(Peer-Reviewed) Learning-based joint UAV trajectory and power allocation optimization for secure IoT networks
Dan Deng 邓单 ¹, Xingwang Li 李兴旺 ², Varun Menon ³, Md Jalil Piran ⁴, Hui Chen 陈慧 ², Mian Ahmad Jan ⁵
¹ School of Information Engineering, Guangzhou Panyu Polytechnic, Guangzhou, 410630, China
中国 广州 广州番禺职业技术学院信息工程学院
² School of Physics and Electronic Information Engineering, Henan Polytechnic University, Jiaozuo, 454150, China
中国 焦作 河南理工大学 信息科学与工程学院
³ Department of Computer Science and Engineering, SCMS School of Engineering and Technology, India
⁴ Department of Computer Science and Engineering, Sejong University, South Korea
⁵ Department of Computer Science, Abdul Wali Khan University Mardan, Pakistan
Non-Orthogonal Multiplex Access (NOMA) can be deployed in Unmanned Aerial Vehicle (UAV) networks to improve spectrum efficiency. Due to the broadcasting feature of NOMA-UAV networks, it is essential to focus on the security of the wireless system. This paper focuses on maximizing the secrecy sum rate under the constraint of the achievable rate of the legitimate channels. To tackle the non-convexity optimization problem, a reinforcement learning-based alternative optimization algorithm is proposed.
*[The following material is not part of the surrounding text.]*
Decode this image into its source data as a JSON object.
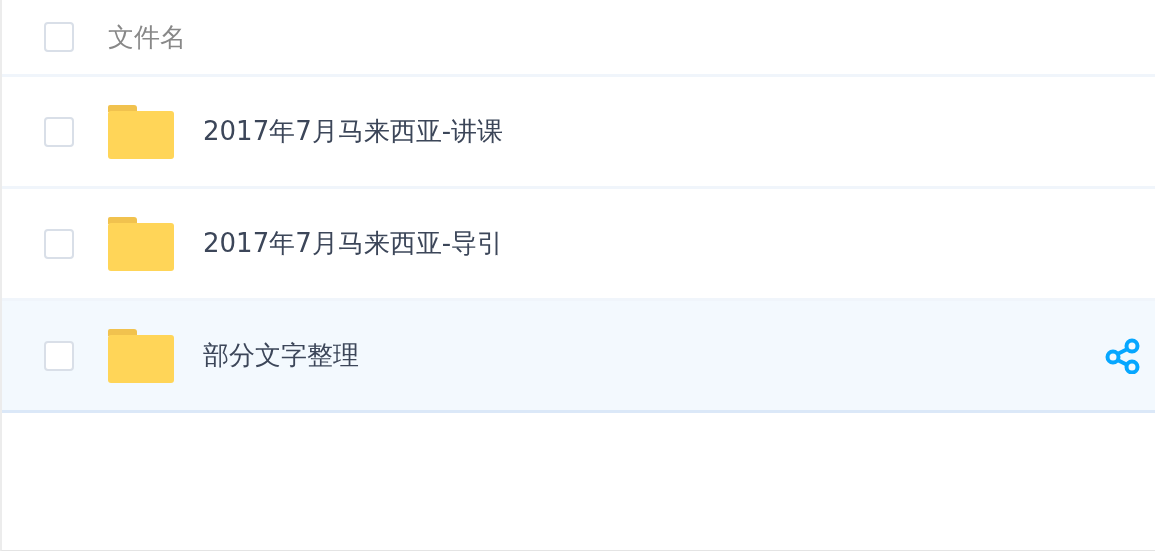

Firstly, with the help of successive convex approximations, the optimal power allocation scheme with a given UAV trajectory is obtained by using convex optimization tools. Afterwards, through plenty of explorations of the wireless environment, the Q-learning networks approach the optimal location transition strategy of the UAV, even without the wireless channel state information.